ReadyPhiladelphia is a product of Everbridge, an emergency communications services company for which enrollees can opt in either through text or by customizing email or text alerts for 14 categories of interest online for free. (Currently, folks can text COVIDPHL to 888-777 to enroll in updates about the virus.) reached out to the OEM to learn more about how it’s using this messaging system to disseminate information during the pandemic. Howlin sent us responses via email; they have been lightly edited for length and clarity.

### How is ReadyPhiladelphia being used right now? And who’s using it?

Howlin: The system allows us to create specific keywords for events or incidents that direct people to official, credible information. During the Eagles Super Bowl parade in 2018, 100,000 people were kept informed of important information from the city by enrolling in ReadyEagles.

For the coronavirus response, we decided to use COVIDPHL as a keyword. As of [Friday] morning, nearly 32,000 people have enrolled for text alerts direct from the city on COVID-19 response. In the first 24 hours of announcing the keyword, over 15,000 people enrolled.

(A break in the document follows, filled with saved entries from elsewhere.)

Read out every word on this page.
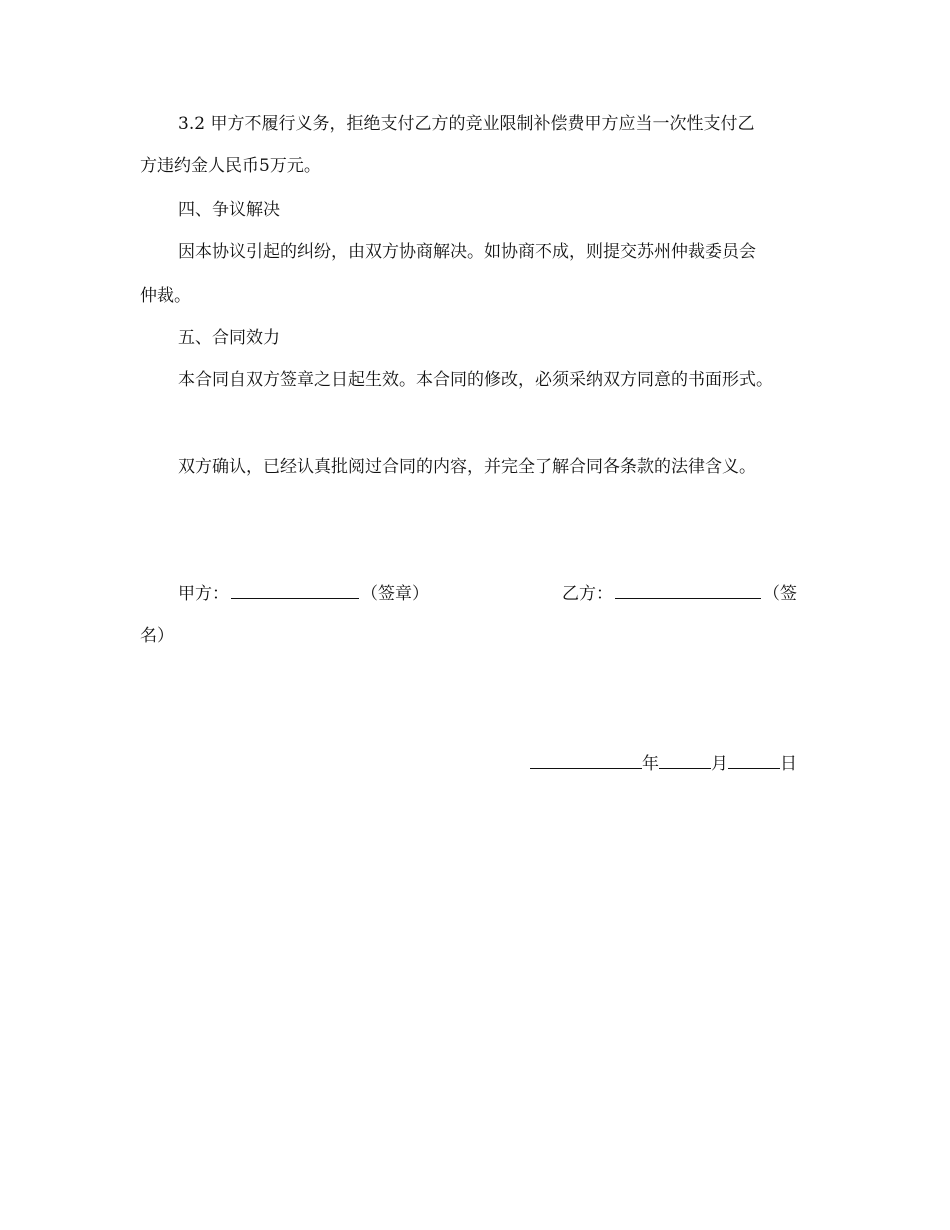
3.2 甲方不履行义务，拒绝支付乙方的竞业限制补偿费甲方应当一次性支付乙
方违约金人民币5万元。
四、争议解决
因本协议引起的纠纷，由双方协商解决。如协商不成，则提交苏州仲裁委员会
仲裁。
五、合同效力
本合同自双方签章之日起生效。本合同的修改，必须采纳双方同意的书面形式。
双方确认，已经认真批阅过合同的内容，并完全了解合同各条款的法律含义。
甲方：	（签章）	乙方：	（签
名）
年	月	日
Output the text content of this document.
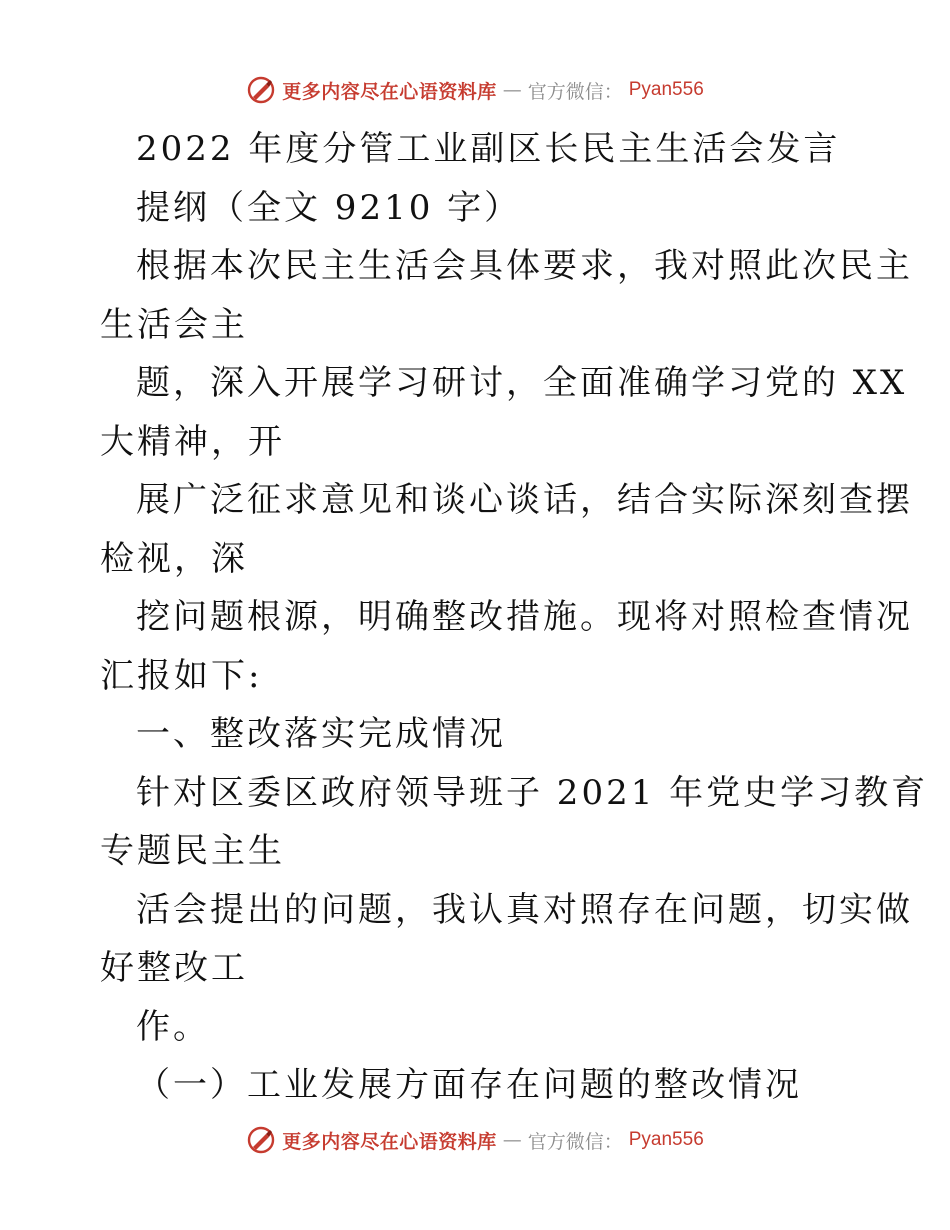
更多内容尽在心语资料库 — 官方微信： Pyan556
2022 年度分管工业副区长民主生活会发言
提纲（全文 9210 字）
根据本次民主生活会具体要求，我对照此次民主
生活会主
题，深入开展学习研讨，全面准确学习党的 XX
大精神，开
展广泛征求意见和谈心谈话，结合实际深刻查摆
检视，深
挖问题根源，明确整改措施。现将对照检查情况
汇报如下:
一、整改落实完成情况
针对区委区政府领导班子 2021 年党史学习教育
专题民主生
活会提出的问题，我认真对照存在问题，切实做
好整改工
作。
（一）工业发展方面存在问题的整改情况
更多内容尽在心语资料库 — 官方微信： Pyan556
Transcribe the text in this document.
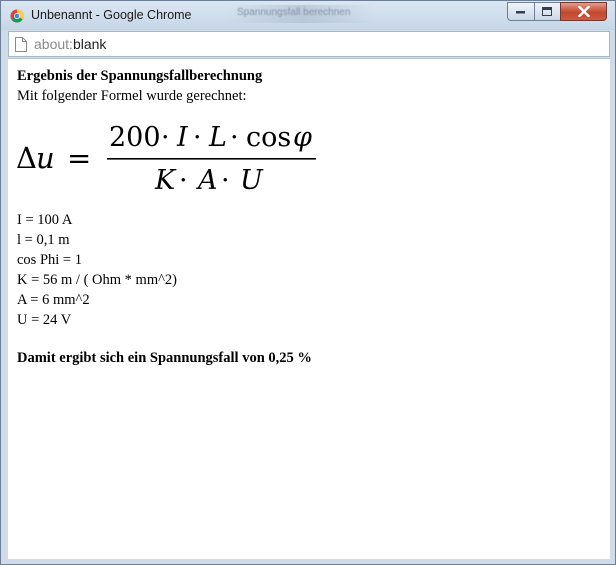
Unbenannt - Google Chrome	Spannungsfall berechnen
about:blank
Ergebnis der Spannungsfallberechnung
Mit folgender Formel wurde gerechnet:
Δ u =
200 · I · L · cos φ
K · A · U
I = 100 A
l = 0,1 m
cos Phi = 1
K = 56 m / ( Ohm * mm^2)
A = 6 mm^2
U = 24 V
Damit ergibt sich ein Spannungsfall von 0,25 %
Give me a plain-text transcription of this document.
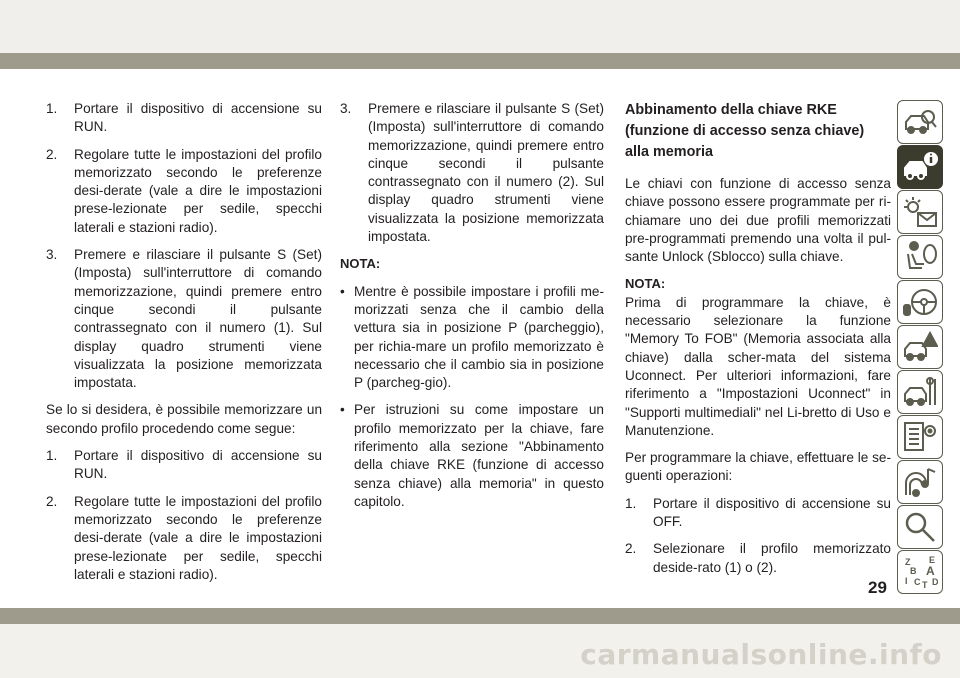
1. Portare il dispositivo di accensione su RUN.
2. Regolare tutte le impostazioni del profilo memorizzato secondo le preferenze desi-derate (vale a dire le impostazioni prese-lezionate per sedile, specchi laterali e stazioni radio).
3. Premere e rilasciare il pulsante S (Set) (Imposta) sull'interruttore di comando memorizzazione, quindi premere entro cinque secondi il pulsante contrassegnato con il numero (1). Sul display quadro strumenti viene visualizzata la posizione memorizzata impostata.

Se lo si desidera, è possibile memorizzare un secondo profilo procedendo come segue:

1. Portare il dispositivo di accensione su RUN.
2. Regolare tutte le impostazioni del profilo memorizzato secondo le preferenze desi-derate (vale a dire le impostazioni prese-lezionate per sedile, specchi laterali e stazioni radio).
3. Premere e rilasciare il pulsante S (Set) (Imposta) sull'interruttore di comando memorizzazione, quindi premere entro cinque secondi il pulsante contrassegnato con il numero (2). Sul display quadro strumenti viene visualizzata la posizione memorizzata impostata.
NOTA:
• Mentre è possibile impostare i profili me-morizzati senza che il cambio della vettura sia in posizione P (parcheggio), per richia-mare un profilo memorizzato è necessario che il cambio sia in posizione P (parcheg-gio).
• Per istruzioni su come impostare un profilo memorizzato per la chiave, fare riferimento alla sezione "Abbinamento della chiave RKE (funzione di accesso senza chiave) alla memoria" in questo capitolo.
Abbinamento della chiave RKE (funzione di accesso senza chiave) alla memoria

Le chiavi con funzione di accesso senza chiave possono essere programmate per ri-chiamare uno dei due profili memorizzati pre-programmati premendo una volta il pul-sante Unlock (Sblocco) sulla chiave.

NOTA:

Prima di programmare la chiave, è necessario selezionare la funzione "Memory To FOB" (Memoria associata alla chiave) dalla scher-mata del sistema Uconnect. Per ulteriori informazioni, fare riferimento a "Impostazioni Uconnect" in "Supporti multimediali" nel Li-bretto di Uso e Manutenzione.

Per programmare la chiave, effettuare le se-guenti operazioni:

1. Portare il dispositivo di accensione su OFF.
2. Selezionare il profilo memorizzato deside-rato (1) o (2).	Z E
B A
I C D
T
29
carmanualsonline.info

Has this technology made it easier to get info out to the masses?

It enables us to be our own newsroom by taking messaging direct to the audience.

For example, there was a press conference held at the Emergency Operations Center on Thursday, March 12, announcing an update to the COVID-19 response by the City. It was decided that the Philadelphia Department Of Public Health would livestream the press conference. We announced to tens-of-thousands of people through the COVIDPHL group that they could watch the press conference live on Twitter. At the livestream’s peak, there were 2,400 people watching live on Twitter and 12,400 watching a replay.

This technology also allows us to publish information we feel is important to the public that may not make it online, in print, or in a tv rundown.

At this time, it’s important for residents to get their information from trusted sources. We recommend getting information from the City’s verified accounts, especially the Philadelphia Department of Public Health’s Facebook and Twitter accounts. We also encourage residents to check to see our latest updates and information.

In a health situation like this one, why is it important to have a direct line to residents? 

Digital and social media is a blessing. It allows for information to be disseminated and shared quickly. It also can have negative impacts for those same reasons as far as spreading false rumors, which can have negative consequences to people’s welfare and well-being. The ability to address rumor control and to highlight critical information is so important in an emergency, as it connects people direct to the source of info, which we then hope is shared responsibly on social media.

Using technology to have a direct line to residents is significant, as we can reach people in real-time in their homes, offices or outdoors. When we couple this with the ability to reach people through reverse phone calls or federal systems like WEA [Wireless Emergency Alerts] or EAS [Emergency Alert System], it complements a robust public outreach system.